L’histoire de la lutte pour l’égalité des droits n’est pas écrite au PérouL’histoire de la lutte pour l’égalité des droits n’est pas écrite au Pérou
Écrit par Le Petit Journal LIMA
Publié le 8 mars 2022, mis à jour le 9 mars 2022

Pour ce 8 mars, journée internationale des droits de la femme, Violeta Barrientos Silva, poétesse et activiste liménienne, nous décrit un mouvement qui est loin d’avoir accompli tous ses objectifs.

 

Les droits de la femme, c’est pour vous, avec la littérature, un engagement de toujours…

« Un engagement commencé dans les années 1980. L’histoire du féminisme au Pérou, qui reste à faire, est singulière, sans rapport avec ce qui s’est passé dans les pays de la région et, si nous fêtons certes le 8 mars, cette année c’est aussi le trentième anniversaire d’événements déterminants qui ont fait que 1992 a été une année très particulière au Pérou. Et celle de mon départ pour la France. En février : l’assassinat de Maria Elena Moyano, une militante féministe, par le Sentier lumineux. En avril : l’auto-putsch du Président Fujimori, appuyé par les forces armées, qui conduira à la convocation d’élections pour une assemblée constituante, laquelle mettra en place une constitution au goût du pouvoir. En juillet : l’attentat du Sentier lumineux dans le centre même de Miraflores, à Lima, causant 25 morts, a été un moment décisif dans le conflit armé ».

 

Je ne voyais pas de futur pour le Pérou et pour moi au Pérou.

« Je venais de terminer ma thèse de licence en littérature, consacrée à l’œuvre d’une femme poète péruvienne, et j’avais en poche mon diplôme d’avocate. Ce fut aussi cette année que je publiais « Innombrable cuerpo del deseo », soit le premier volume de poésie lesbienne au Pérou. Là où la plupart des gens que je connaissais essayaient de partir aux États-Unis pour continuer leurs études, j’ai voulu partir en France, sans inscription dans une université, à l’aventure – j’avais cependant des amis à Paris. Mon rêve était de vivre dans une grande ville cosmopolite et surtout de me rapprocher des théoriciennes de l’écriture des femmes. J’ai pu suivre les enseignements de Julia Kristeva, Hélène Cixous, Luce Irigaray ».

« J’ai trouvé une chambre de bonne dans un beau quartier, où je suis restée 8 ans, partageant mon temps entre des études (un DEA à la Sorbonne Nouvelle puis un doctorat à Paris VIII) et une activité militante, dans des associations des droits de l’homme : par exemple pour l’ACAT (Action des Chrétiens pour l'Abolition de la Torture), ce qui me conduit souvent à Genève, autant que je suis mise en relation avec le mouvement féministe français. J’ai alors fait partie de ces groupes de réflexion sur les droits de l’homme – et sur les droits des femmes ».

 

Qu’aviez-vous apporté comme bagage d’Amérique latine en termes de lutte pour les droits ?
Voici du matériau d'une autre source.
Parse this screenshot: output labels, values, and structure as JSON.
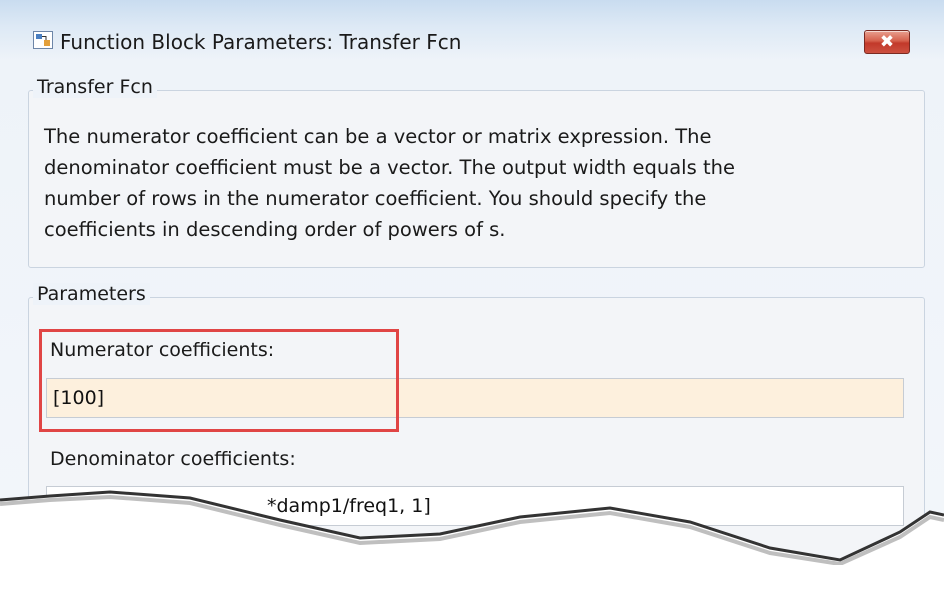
{
  "window": {
    "title": "Function Block Parameters: Transfer Fcn",
    "app_icon": "simulink-block-icon",
    "close_icon": "close-icon",
    "close_symbol": "✖"
  },
  "block_group": {
    "label": "Transfer Fcn",
    "description": "The numerator coefficient can be a vector or matrix expression. The\ndenominator coefficient must be a vector. The output width equals the\nnumber of rows in the numerator coefficient. You should specify the\ncoefficients in descending order of powers of s."
  },
  "parameters_group": {
    "label": "Parameters",
    "numerator": {
      "label": "Numerator coefficients:",
      "value": "[100]",
      "highlight_color": "#e04545"
    },
    "denominator": {
      "label": "Denominator coefficients:",
      "value_visible": "*damp1/freq1, 1]"
    }
  }
}
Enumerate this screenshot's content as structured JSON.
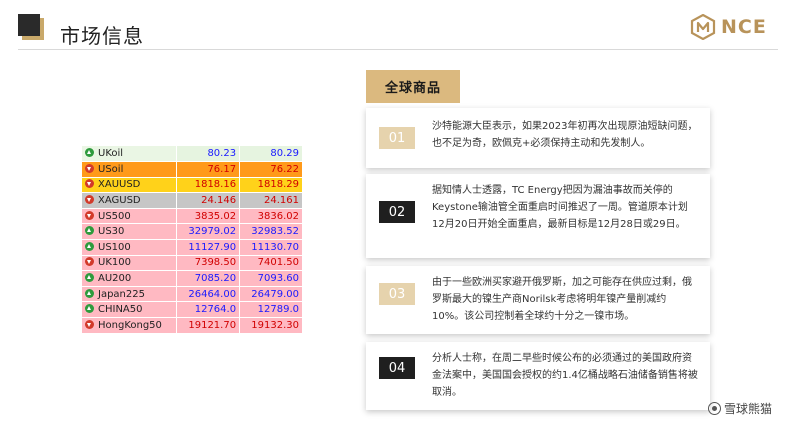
{
  "header": {
    "title": "市场信息",
    "logo_text": "NCE"
  },
  "quotes": [
    {
      "name": "UKoil",
      "dir": "up",
      "v1": "80.23",
      "v2": "80.29",
      "style": "green"
    },
    {
      "name": "USoil",
      "dir": "down",
      "v1": "76.17",
      "v2": "76.22",
      "style": "orange"
    },
    {
      "name": "XAUUSD",
      "dir": "down",
      "v1": "1818.16",
      "v2": "1818.29",
      "style": "yellow"
    },
    {
      "name": "XAGUSD",
      "dir": "down",
      "v1": "24.146",
      "v2": "24.161",
      "style": "gray"
    },
    {
      "name": "US500",
      "dir": "down",
      "v1": "3835.02",
      "v2": "3836.02",
      "style": "pink-red"
    },
    {
      "name": "US30",
      "dir": "up",
      "v1": "32979.02",
      "v2": "32983.52",
      "style": "pink-blue"
    },
    {
      "name": "US100",
      "dir": "up",
      "v1": "11127.90",
      "v2": "11130.70",
      "style": "pink-blue"
    },
    {
      "name": "UK100",
      "dir": "down",
      "v1": "7398.50",
      "v2": "7401.50",
      "style": "pink-red"
    },
    {
      "name": "AU200",
      "dir": "up",
      "v1": "7085.20",
      "v2": "7093.60",
      "style": "pink-blue"
    },
    {
      "name": "Japan225",
      "dir": "up",
      "v1": "26464.00",
      "v2": "26479.00",
      "style": "pink-blue"
    },
    {
      "name": "CHINA50",
      "dir": "up",
      "v1": "12764.0",
      "v2": "12789.0",
      "style": "pink-blue"
    },
    {
      "name": "HongKong50",
      "dir": "down",
      "v1": "19121.70",
      "v2": "19132.30",
      "style": "pink-red"
    }
  ],
  "section": {
    "label": "全球商品"
  },
  "news": [
    {
      "num": "01",
      "text": "沙特能源大臣表示，如果2023年初再次出现原油短缺问题，也不足为奇，欧佩克+必须保持主动和先发制人。"
    },
    {
      "num": "02",
      "text": "据知情人士透露，TC Energy把因为漏油事故而关停的Keystone输油管全面重启时间推迟了一周。管道原本计划12月20日开始全面重启，最新目标是12月28日或29日。"
    },
    {
      "num": "03",
      "text": "由于一些欧洲买家避开俄罗斯，加之可能存在供应过剩，俄罗斯最大的镍生产商Norilsk考虑将明年镍产量削减约10%。该公司控制着全球约十分之一镍市场。"
    },
    {
      "num": "04",
      "text": "分析人士称，在周二早些时候公布的必须通过的美国政府资金法案中，美国国会授权的约1.4亿桶战略石油储备销售将被取消。"
    }
  ],
  "watermark": {
    "text": "雪球熊猫"
  }
}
« En fait la réponse est complexe : d’une part j’ai appris à connaître l’Amérique latine depuis Paris, non seulement à cause des latinos que je rencontrais, mais aussi parce que j’ai été plus particulièrement chargée des dossiers du Mexique et de la Colombie. C’est aussi que Paris – et Genève – étaient ces capitales où les horizons s’ouvraient. Paris était ouvert : il n’y avait pas cet anticommunisme qui régnait sur les esprits dans la plupart des pays latino, en tout cas au Pérou où la culture politique est très autoritaire et très puritaine. Il n’y avait pas de tabou dans ce carrefour de cultures – j’ai aussi côtoyé des Africains, et, si je vivais dans le 7e arrondissement, en réalité ma vie tournait autour de Saint-Denis, entre l’ACAT et la fac. D’un autre côté ma culture péruvienne me donnait une sensibilité particulière à d’autres droits pour lesquels on luttait encore peu, dans ces années-là : les indigènes. J’avais une vision décoloniale avant la lettre. Ma famille vient de Cusco, mon grand père et ma mère étaient bilingue en espagnol et quechua ».

 

J’ai avant tout une sensibilité au relativisme culturel à l’intérieur d’une vision universaliste des droits de l’homme. Et l’idée qu’il fallait trouver un équilibre entre les deux.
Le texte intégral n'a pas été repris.